Program puts torture survivors on the road to recovery

Carol Pepper helps gay and lesbian victims

Psychologist Carol Pepper, a 10-year veteran of the Bellevue/NYU Program for Survivors of Torture, has specialized in working with lesbian, gay, bisexual and transgender victims of torture.

The group is often targeted by paramilitary organizations and the police because of the stigma of homosexuality and HIV/AIDS, according to. Pepper, who has treated many of the victims in her private practice.

While a government itself might not officially sanction persecution, its failure to intervene gives a green light to the abuse, Pepper said in an interview with Public Employee Press.

“In many countries, the government doesn’t actively prosecute these cases, so paramilitary groups, the police and vigilantes can go after these people,” she said.

Victims of torture undergoing therapy are generally treated for post-traumatic stress disorder, a severe anxiety brought on by a horrific experience involving physical or psychological pain or the threat of a violent assault. By linking the abuse to sexual orientation, interrogators compound the trauma that afflicts lesbian, gay, bisexual and transgender victims.

“It’s similar to religious persecution or the experience of Jews during the Holocaust,” Pepper said. “You are put under tremendous stress when your identify is targeted. You are being signaled out for a personal quality. You are being told you must change.”

Pepper discussed her work with 18 gay men in a 2005 article in Contemporary Psychoanalysis. All told, over the years, she has worked with nearly 150 lesbian, gay, bisexual and transgender patients from 27 countries.

Imprisonment and execution
Besides being tortured, the victims suffered other abuses, such as being uprooted from their families, kicked out of their towns or denied access to education.
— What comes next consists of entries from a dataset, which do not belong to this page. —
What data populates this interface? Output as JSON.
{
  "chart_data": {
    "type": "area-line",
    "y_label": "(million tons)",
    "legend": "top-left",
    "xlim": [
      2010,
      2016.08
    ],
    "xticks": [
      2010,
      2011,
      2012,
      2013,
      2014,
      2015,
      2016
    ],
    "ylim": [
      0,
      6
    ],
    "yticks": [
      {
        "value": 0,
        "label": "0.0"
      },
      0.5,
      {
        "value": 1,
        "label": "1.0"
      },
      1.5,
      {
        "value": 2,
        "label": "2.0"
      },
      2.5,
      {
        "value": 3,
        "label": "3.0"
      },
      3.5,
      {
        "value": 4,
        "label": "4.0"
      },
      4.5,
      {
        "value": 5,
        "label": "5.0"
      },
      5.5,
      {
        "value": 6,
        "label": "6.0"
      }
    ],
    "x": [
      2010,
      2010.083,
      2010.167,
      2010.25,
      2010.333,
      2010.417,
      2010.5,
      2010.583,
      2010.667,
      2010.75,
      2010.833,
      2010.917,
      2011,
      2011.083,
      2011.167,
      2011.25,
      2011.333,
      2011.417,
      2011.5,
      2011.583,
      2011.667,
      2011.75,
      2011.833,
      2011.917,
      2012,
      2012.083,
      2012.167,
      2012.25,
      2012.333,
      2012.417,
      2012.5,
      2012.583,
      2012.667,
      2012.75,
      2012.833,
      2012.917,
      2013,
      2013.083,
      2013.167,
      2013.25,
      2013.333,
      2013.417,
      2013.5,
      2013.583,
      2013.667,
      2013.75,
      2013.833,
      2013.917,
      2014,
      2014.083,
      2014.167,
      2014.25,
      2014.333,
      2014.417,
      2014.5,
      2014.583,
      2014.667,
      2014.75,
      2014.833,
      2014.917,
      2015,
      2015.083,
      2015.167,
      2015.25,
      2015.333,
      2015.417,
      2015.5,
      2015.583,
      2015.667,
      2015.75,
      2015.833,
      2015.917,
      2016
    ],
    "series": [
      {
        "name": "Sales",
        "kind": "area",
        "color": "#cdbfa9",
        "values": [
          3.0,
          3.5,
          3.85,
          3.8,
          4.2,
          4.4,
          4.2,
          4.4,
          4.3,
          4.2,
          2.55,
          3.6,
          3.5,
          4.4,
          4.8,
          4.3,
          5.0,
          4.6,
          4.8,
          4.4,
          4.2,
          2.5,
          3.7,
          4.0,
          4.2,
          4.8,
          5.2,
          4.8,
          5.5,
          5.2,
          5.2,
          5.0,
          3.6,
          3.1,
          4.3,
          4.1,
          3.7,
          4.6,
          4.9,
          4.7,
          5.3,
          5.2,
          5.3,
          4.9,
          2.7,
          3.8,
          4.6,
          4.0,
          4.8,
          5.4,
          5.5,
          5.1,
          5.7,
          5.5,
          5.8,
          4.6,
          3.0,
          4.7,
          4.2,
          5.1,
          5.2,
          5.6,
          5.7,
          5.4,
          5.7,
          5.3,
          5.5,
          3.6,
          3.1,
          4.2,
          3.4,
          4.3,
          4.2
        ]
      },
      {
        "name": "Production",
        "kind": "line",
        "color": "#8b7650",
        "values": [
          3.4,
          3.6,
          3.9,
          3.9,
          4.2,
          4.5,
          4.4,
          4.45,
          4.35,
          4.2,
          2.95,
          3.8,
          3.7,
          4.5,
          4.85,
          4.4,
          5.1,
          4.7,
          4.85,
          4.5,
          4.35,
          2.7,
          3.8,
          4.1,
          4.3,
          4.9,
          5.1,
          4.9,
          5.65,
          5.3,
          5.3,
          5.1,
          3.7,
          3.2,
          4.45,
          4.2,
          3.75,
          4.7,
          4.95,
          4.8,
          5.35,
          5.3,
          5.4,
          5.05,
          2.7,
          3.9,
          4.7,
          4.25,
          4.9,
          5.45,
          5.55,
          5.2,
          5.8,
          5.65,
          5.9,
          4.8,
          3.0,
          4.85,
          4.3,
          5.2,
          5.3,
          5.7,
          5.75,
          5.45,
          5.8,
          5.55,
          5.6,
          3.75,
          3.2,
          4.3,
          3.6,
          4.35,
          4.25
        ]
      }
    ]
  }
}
In some countries, homosexuality is illegal. So gays and lesbians can be imprisoned and even executed.

The gay men treated by Pepper reflect how extensive torture and oppression are in the world as they came from Latin America, the Caribbean, South Asia, the Pacific Rim and Eastern Europe. Their ages ranged from 21 to 45.

The men experienced torture and persecution that included kidnappings, harsh interrogations, beatings, oral and anal rape, death threats, arrest, intimidation and gay bashing.

Scarred psychologically, the men suffered from such maladies as recurring nightmares, anxiety, mistrust of other people, sleeplessness, sexual dysfunction, a lack of energy, a loss of hope in the future and a deficit in concentration, attention and memory. The therapy helps the patients control their stress so they experience fewer nightmares and flashbacks, become calmer and sleep better.

Pepper seeks to integrate psychotherapy with the political asylum process. She regards her help with asylum as a natural extension of her work as a therapist.

Since 1994, the United States has granted asylum to people who can show they have a reasonable fear that they will be subject to persecution for their sexual orientation or HIV status if they return to their country.

Pepper appeals to judges to allow patients to hold off from the potential trauma of testifying in court before learning to better control their feelings and anxiety. And she works with attorneys so that the psychotherapy helps build the case for asylum.

When she started out, Pepper, who is fluent in Spanish, devoted much of her time to helping patients from Latin America cope with the trauma of being tortured under authoritarian regimes and ­assisting them to apply for political asylum.

Today, she primarily supervises pre-doctoral students and recent graduates of psychology at the Bellevue program. An ordained minister, Pepper is also a registered nurse, and she has worked as a volunteer with the Red Cross and other groups in Central America.